Rupiah diprediksi tidak melemah terlalu dalam di tengah lonjakan dolar AS.
Rupiah diprediksi menghadapai tekanan di tengah tren penguatan dolar AS karena proyeksi kenaikan suku bunga Federal Reserve dan konflik antara Rusia-Ukraina yang kembali memanas.
Pada Senin (11/4/2022), nilai tukar rupiah ditutup melemah 0,02 persen atau 3,50 poin sehingga parkir di posisi Rp14.365,00 per dolar AS. Sementara indeks dolar AS pada pukul 15.15 WIB terpantau menguat 0,0160 poin atau 0,02 persen ke level 99,8120. Indeks dolar AS sempat menembus level 100.
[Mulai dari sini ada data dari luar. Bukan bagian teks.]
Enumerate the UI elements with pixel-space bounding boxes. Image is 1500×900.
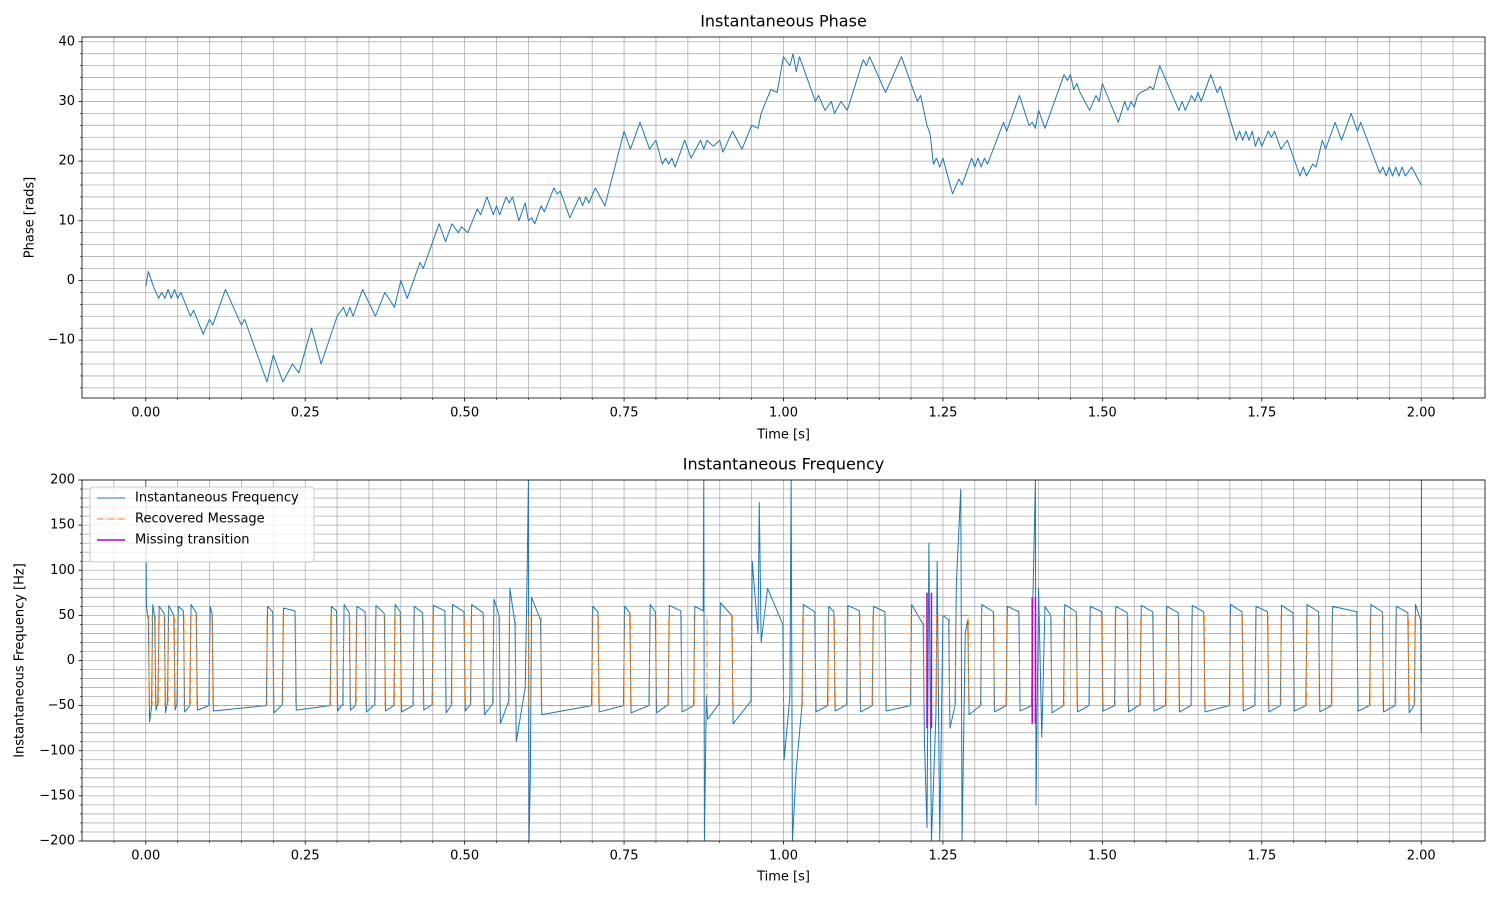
y-tick-label: 40 — [58, 34, 75, 49]
series-line — [145, 614, 1422, 707]
x-tick-label: 0.00 — [131, 849, 160, 864]
legend-label: Missing transition — [135, 533, 250, 548]
y-tick-label: −10 — [48, 333, 75, 348]
x-tick-label: 1.00 — [769, 849, 798, 864]
y-tick-label: 200 — [50, 473, 75, 488]
x-tick-label: 0.50 — [450, 849, 479, 864]
axes: 0.00 0.25 0.50 0.75 1.00 1.25 1.50 1.75 2.00 −10 0… — [23, 12, 1486, 443]
x-tick-label: 2.00 — [1407, 849, 1436, 864]
chart-title: Instantaneous Phase — [700, 12, 867, 31]
y-tick-label: 0 — [67, 653, 75, 668]
legend-label: Recovered Message — [135, 512, 265, 527]
axes: 0.00 0.25 0.50 0.75 1.00 1.25 1.50 1.75 2.00 −200… — [13, 455, 1486, 885]
x-tick-label: 2.00 — [1407, 406, 1436, 421]
chart-title: Instantaneous Frequency — [683, 455, 884, 474]
y-tick-label: −100 — [39, 743, 75, 758]
x-axis-label: Time [s] — [756, 428, 810, 443]
series-line — [145, 53, 1422, 383]
x-tick-label: 0.50 — [450, 406, 479, 421]
y-tick-label: 50 — [58, 608, 75, 623]
x-tick-label: 0.25 — [291, 849, 320, 864]
x-tick-label: 1.50 — [1088, 849, 1117, 864]
x-tick-label: 1.00 — [769, 406, 798, 421]
y-tick-label: 10 — [58, 213, 75, 228]
y-axis-label: Instantaneous Frequency [Hz] — [13, 563, 28, 758]
x-tick-label: 1.25 — [928, 849, 957, 864]
axes-frame — [81, 36, 1486, 399]
x-tick-label: 0.75 — [610, 849, 639, 864]
series-line — [926, 592, 1037, 729]
x-tick-label: 0.25 — [291, 406, 320, 421]
y-axis-label: Phase [rads] — [23, 177, 38, 258]
x-tick-label: 1.25 — [928, 406, 957, 421]
legend-label: Instantaneous Frequency — [135, 491, 299, 506]
y-tick-label: 0 — [67, 273, 75, 288]
y-tick-label: 150 — [50, 518, 75, 533]
y-tick-label: −150 — [39, 788, 75, 803]
x-tick-label: 0.75 — [610, 406, 639, 421]
y-tick-label: 20 — [58, 154, 75, 169]
legend-box — [89, 486, 315, 563]
y-tick-label: 100 — [50, 563, 75, 578]
y-tick-label: −200 — [39, 834, 75, 849]
y-tick-label: −50 — [48, 698, 75, 713]
x-axis-label: Time [s] — [756, 870, 810, 885]
y-tick-label: 30 — [58, 94, 75, 109]
x-tick-label: 0.00 — [131, 406, 160, 421]
legend: Instantaneous Frequency Recovered Message… — [89, 486, 315, 563]
x-tick-label: 1.50 — [1088, 406, 1117, 421]
x-tick-label: 1.75 — [1247, 849, 1276, 864]
x-tick-label: 1.75 — [1247, 406, 1276, 421]
axes-frame — [81, 479, 1486, 842]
Tidak hanya rupiah, mata uang lain di kawasan Asia turut terpantau melemah yang dipimpin oleh peso Filipina yang turun 0,88 persen terhadap dolar AS. Kemudian mata uang yen Jepang dan won Korea Selatan yang juga sama-sama melemah 0,68 persen terhadap dolar AS.
Selain itu, dolar Taiwan juga terpantau melemah 0,63 persen, ringgit Malaysia turun 0,14 persen, baht Thailand turun 0,12 persen, dan yuan China turun 0,09 persen terhadap dolar AS.
Direktur TRFX Garuda Berjangka Ibrahim Assuaibi mengatakan, target 100 poin indeks dolar AS terjadi di tengah konflik di Ukraina memanas. Di sisi lain, kenaikan suku bunga Bank Sentral AS turut membuat dolar AS mengalami penguatan.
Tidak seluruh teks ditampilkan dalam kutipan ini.